Project ideas from Hacker News discussions.

The compiler is your best friend

📝 Discussion Summary (Click to expand)

Here are the four most prevalent themes from the Hacker News discussion, supported by direct quotes.

1. Unreachable Code Paths Should Trigger Crashes

Many commenters argued that when an impossible state is reached, the safest action is to crash immediately. Continuing to execute code in an invalid state is seen as dangerous, as it can lead to silent data corruption or security vulnerabilities.

"At some level, the simplest thing to do is to give up and crash if things are no longer sane." — LegionMammal978

"Better to lose the last few hours of the user's work than corrupt their save permanently." — lmm

2. Assertion Failure Should Not Be Ignored

Participants generally favored using assertions (such as assert(false) or Rust's unreachable!()) over comments to document "unreachable" code. They argued that assertions provide defined behavior and documentation, whereas comments are easily outdated and ignored.

"It really depends on the language you use. Personally I like the way rust does this: ... unreachable!() (panics)." — josephg

"But at least telling people that the programmer believed this could never happen short-circuits their investigation considerably." — tialaramex

3. Type Systems Should Make Invalid States Unrepresentable

There was a strong consensus that modern type systems are the best tool for eliminating the need for these assumptions in the first place. Instead of writing defensive checks or comments, users argued for defining data structures that make it impossible for invalid data to exist at compile time.

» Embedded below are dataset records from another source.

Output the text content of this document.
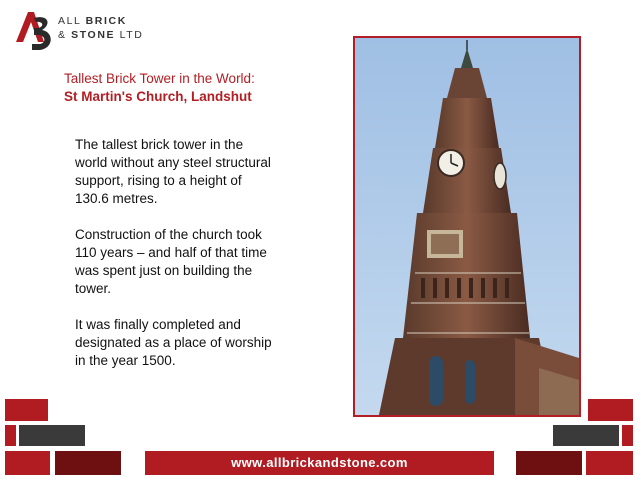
ALL BRICK
& STONE LTD
Tallest Brick Tower in the World:
St Martin's Church, Landshut

The tallest brick tower in the world without any steel structural support, rising to a height of 130.6 metres.

Construction of the church took 110 years – and half of that time was spent just on building the tower.

It was finally completed and designated as a place of worship in the year 1500.

www.allbrickandstone.com
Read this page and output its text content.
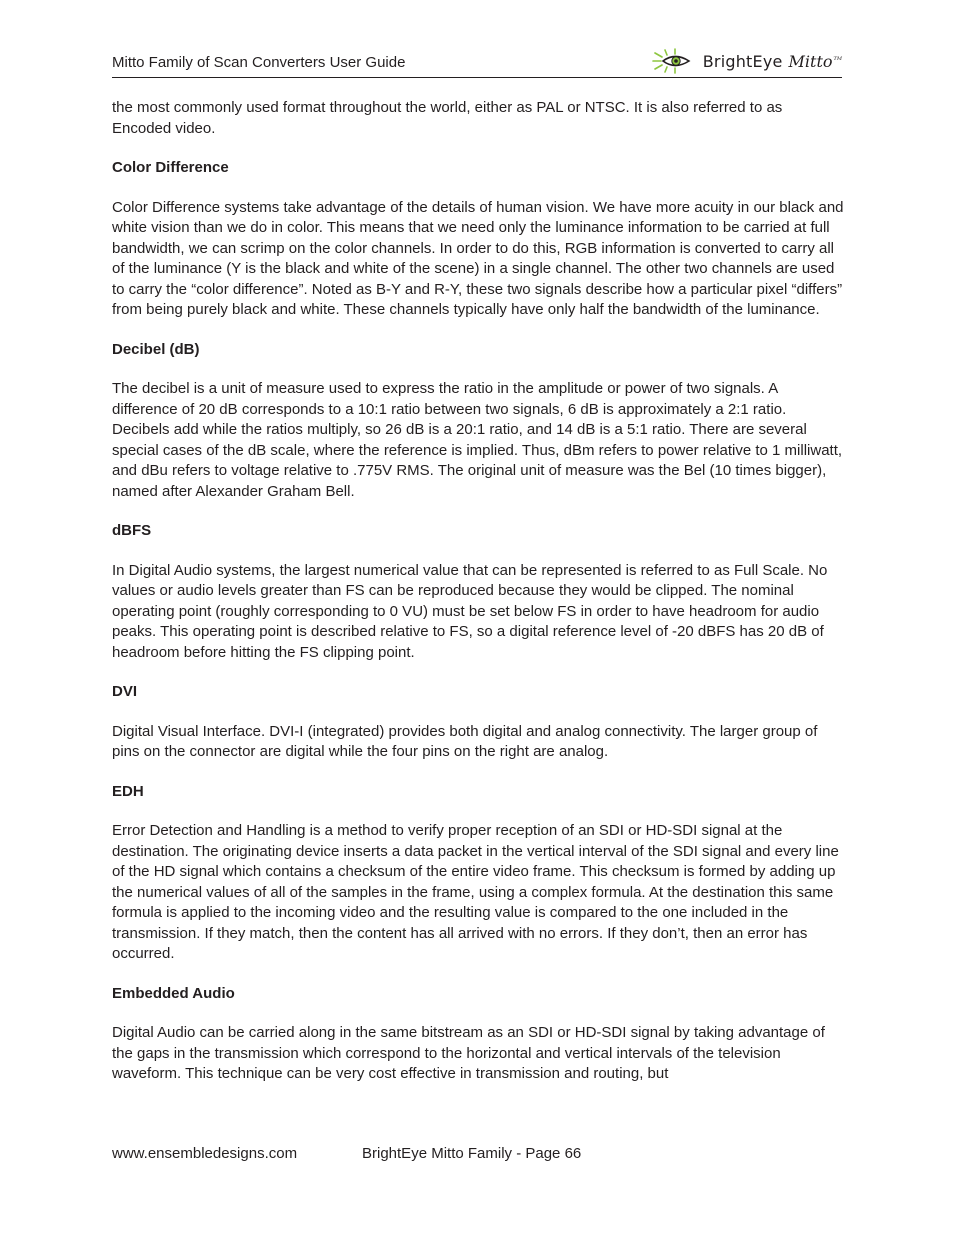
Mitto Family of Scan Converters User Guide	BrightEye Mitto™

the most commonly used format throughout the world, either as PAL or NTSC. It is also referred to as Encoded video.

Color Difference

Color Difference systems take advantage of the details of human vision. We have more acuity in our black and white vision than we do in color. This means that we need only the luminance information to be carried at full bandwidth, we can scrimp on the color channels. In order to do this, RGB information is converted to carry all of the luminance (Y is the black and white of the scene) in a single channel. The other two channels are used to carry the “color difference”. Noted as B-Y and R-Y, these two signals describe how a particular pixel “differs” from being purely black and white. These channels typically have only half the bandwidth of the luminance.

Decibel (dB)

The decibel is a unit of measure used to express the ratio in the amplitude or power of two signals. A difference of 20 dB corresponds to a 10:1 ratio between two signals, 6 dB is approximately a 2:1 ratio. Decibels add while the ratios multiply, so 26 dB is a 20:1 ratio, and 14 dB is a 5:1 ratio. There are several special cases of the dB scale, where the reference is implied. Thus, dBm refers to power relative to 1 milliwatt, and dBu refers to voltage relative to .775V RMS. The original unit of measure was the Bel (10 times bigger), named after Alexander Graham Bell.

dBFS

In Digital Audio systems, the largest numerical value that can be represented is referred to as Full Scale. No values or audio levels greater than FS can be reproduced because they would be clipped. The nominal operating point (roughly corresponding to 0 VU) must be set below FS in order to have headroom for audio peaks. This operating point is described relative to FS, so a digital reference level of -20 dBFS has 20 dB of headroom before hitting the FS clipping point.

DVI

Digital Visual Interface. DVI-I (integrated) provides both digital and analog connectivity. The larger group of pins on the connector are digital while the four pins on the right are analog.

EDH

Error Detection and Handling is a method to verify proper reception of an SDI or HD-SDI signal at the destination. The originating device inserts a data packet in the vertical interval of the SDI signal and every line of the HD signal which contains a checksum of the entire video frame. This checksum is formed by adding up the numerical values of all of the samples in the frame, using a complex formula. At the destination this same formula is applied to the incoming video and the resulting value is compared to the one included in the transmission. If they match, then the content has all arrived with no errors. If they don’t, then an error has occurred.

Embedded Audio

Digital Audio can be carried along in the same bitstream as an SDI or HD-SDI signal by taking advantage of the gaps in the transmission which correspond to the horizontal and vertical intervals of the television waveform. This technique can be very cost effective in transmission and routing, but

www.ensembledesigns.com	BrightEye Mitto Family - Page 66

"Ideally, if you can convince yourself something cannot happen, you can also convince the compiler, and get rid of the branch entirely by expressing the predicate as part of the type." — thatoneengineer

"Programmers in C-family languages waste most of their time working around the absence of sum types, they just don't realise that that's what they're doing." — lmm

4. The "Functional Core, Imperative Shell" Architecture

Several users suggested structuring applications to separate pure business logic from side effects (I/O). By pushing impure operations to the "shell" and keeping the "core" pure and deterministic, they argued code becomes easier to reason about, test, and maintain.

"A common pattern would be to separate pure business logic from data fetching/writing. So instead of intertwining database calls with computation, you split into three separate phases: fetch, compute, store." — supermdguy

"You wouldn't do it to make it easier to test; you would do it to make it easier to reason about." — grayhatter


🚀 Project Ideas

FuzzSpec Inspector

Summary

  • A tool for implementing the "Functional Core, Imperative Shell" pattern by generating fuzz-testing suites from business logic specifications.
  • It helps developers extract pure logic from "messy" procedural code by providing a framework to define invariants that are then automatically stress-tested with randomized inputs (as suggested in the discussion).

Details

Key Value
Target Audience Software Architects & QA Engineers
Core Feature Property-based testing generator & Invariant checker
Tech Stack Python (Logic DSL), Hypothesis (Fuzzing engine), WASM (Cross-lang support)
Difficulty High
Monetization Revenue-ready: Tiered subscription for CI/CD integration

Notes

  • This directly addresses the pain points shared by supermdguy and rmunn regarding the difficulty of separating effects from logic and the need for randomized testing to find "bitflip-style" or edge-case bugs.
  • Users like josephg emphasized: "Make a list of invariants... Make a check() function... If I had a penny for every bug I’ve found doing this, I’d be a rich man."

SQL View-Navigator

Summary

  • A development environment plugin (IDE extension) for managing "stacked SQL views" used as a purely functional business logic layer.
  • It visualizes the hierarchy of data transformations, allowing developers to treat their RDBMS as a transparent, side-effect-free computing engine without the "complexity bloat" of modern application layers.

Details

Key Value
Target Audience Data-heavy backend developers & Database Engineers
Core Feature Visual DAG of view dependencies & real-time performance impact analysis
Tech Stack TypeScript (VS Code extension), Postgres/DuckDB Lexers
Difficulty Medium
Monetization Hobby (Open Source) / Revenue-ready: Enterprise features (Team permissions)

Notes

  • Inspired by user bambax who uses SQL views to compute logic entirely in the DB: "Stacked views are... purely functional, have no side-effects whatsoever and cannot break."
  • This solves the "bloat" and "complexity" complaints raised by shevy-java, providing a way to perform "compute-fetch-store" patterns using existing, stable database technologies rather than adding new programming language dependencies.